The Council’s 440 members comprise a Who’s Who of companies benefitting from P3 projects including corporate law firms, securities dealers, insurance companies, general contractors and consulting firms.
This powerful web of privatization interests had one of their biggest victories yet with Thursday’s announcement by the Ontario Government of the privatization of 60% of Hydro One – the 100% government-owned company that operates Ontario’s electricity grid.
In addition to coinciding with Thursday’s Hydro One privatization announcement, Mr. Bodden’s appointment to the IO board comes against the backdrop of a scathing Ontario Auditor General’s report from late last year which thoroughly criticized Queen’s Park for overpaying billions on 74 Ontario P3 projects.
The Ontario Auditor-General’s report, which the Toronto Star has rightly characterized as taking “a wrecking ball to the Liberals’ use of private money to bankroll new hospitals and transit”, found that there was no evidence in support of paying the private sector $8 billion more to build 74 infrastructure projects than it would have cost the Ontario Government to build them itself.
$6.5 billion of those extra $8 billion in costs were higher private sector borrowing costs. Most of the rest of the $1.5 billion in extra costs were “transaction” costs (legal fees, consulting fees, etc.) which end up in the pockets of corporate lawyers, securites dealers and engineering consulting firms such as Mr. Bodden’s MMM Group.
The privatization rationale
In his appearance before the Ontario legislative committee examining his qualifications for appointment to the Infrastructure Ontario board, Mr. Bodden dismissed the role of government in public infrastructure projects as primarily one of a regulator and policy-maker.
This despite the fact that the majority of infrastructure projects in Ontario are still financed and built the traditional public sector way.

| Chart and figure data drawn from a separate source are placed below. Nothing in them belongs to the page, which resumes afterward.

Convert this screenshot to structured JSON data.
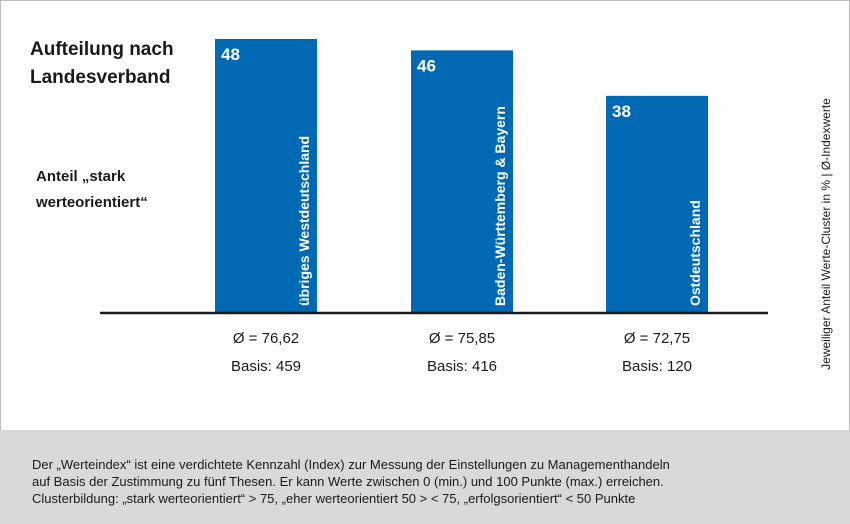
{
  "title": "Aufteilung nach Landesverband",
  "ylabel": "Anteil „stark werteorientiert“",
  "side_label": "Jeweiliger Anteil Werte-Cluster in % | Ø-Indexwerte",
  "footer": [
    "Der „Werteindex“ ist eine verdichtete Kennzahl (Index) zur Messung der Einstellungen zu Managementhandeln",
    "auf Basis der Zustimmung zu fünf Thesen. Er kann Werte zwischen 0 (min.) und 100 Punkte (max.) erreichen.",
    "Clusterbildung: „stark werteorientiert“ > 75, „eher werteorientiert 50 > < 75, „erfolgsorientiert“ < 50 Punkte"
  ],
  "colors": {
    "bar": "#0069b4",
    "bar_text": "#ffffff",
    "axis": "#1a1a1a",
    "footer_bg": "#d9d9d9"
  },
  "chart_data": {
    "type": "bar",
    "categories": [
      "übriges Westdeutschland",
      "Baden-Württemberg & Bayern",
      "Ostdeutschland"
    ],
    "values": [
      48,
      46,
      38
    ],
    "value_labels": [
      "48",
      "46",
      "38"
    ],
    "avg_index": [
      "Ø = 76,62",
      "Ø = 75,85",
      "Ø = 72,75"
    ],
    "basis": [
      "Basis: 459",
      "Basis: 416",
      "Basis: 120"
    ],
    "ylim": [
      0,
      48
    ],
    "grid": false
  }
}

Citing the overpayment numbers contained in the Auditor-General’s blistering P3 report, NDP MPP Wayne Gates asked Bodden “So are you agreeing that the P3’s are going to cost more.” Mr. Bodden replied: “No, sir, I don’t agree with that.”
According to the Globe and Mail, former TD head Ed Clark characterized the government-owned Hydro One as a “dead” company in his appearance on Friday before the Globe editorial board.
Perhaps more tellingly, again according to the Globe, he went on to say that that he believes private companies are simply more efficient than those run by government.
As a member of the board of an organization run by Mr. Clark’s son, Bert, Mr. Bodden can be expected to toe the “private sector is always cheaper and more efficient than government” line supported by Mr. Clark.
Too bad for Ontario tax payers and hydro rate payers that, as Auditor-General Bonnie Lysyk makes clear in her scathing P3 report, there is not a shred of evidence to support this belief.
No evidence, perhaps, but still a lot of money to be made by a tight-knit group of Bay St. insiders in pushing the myth.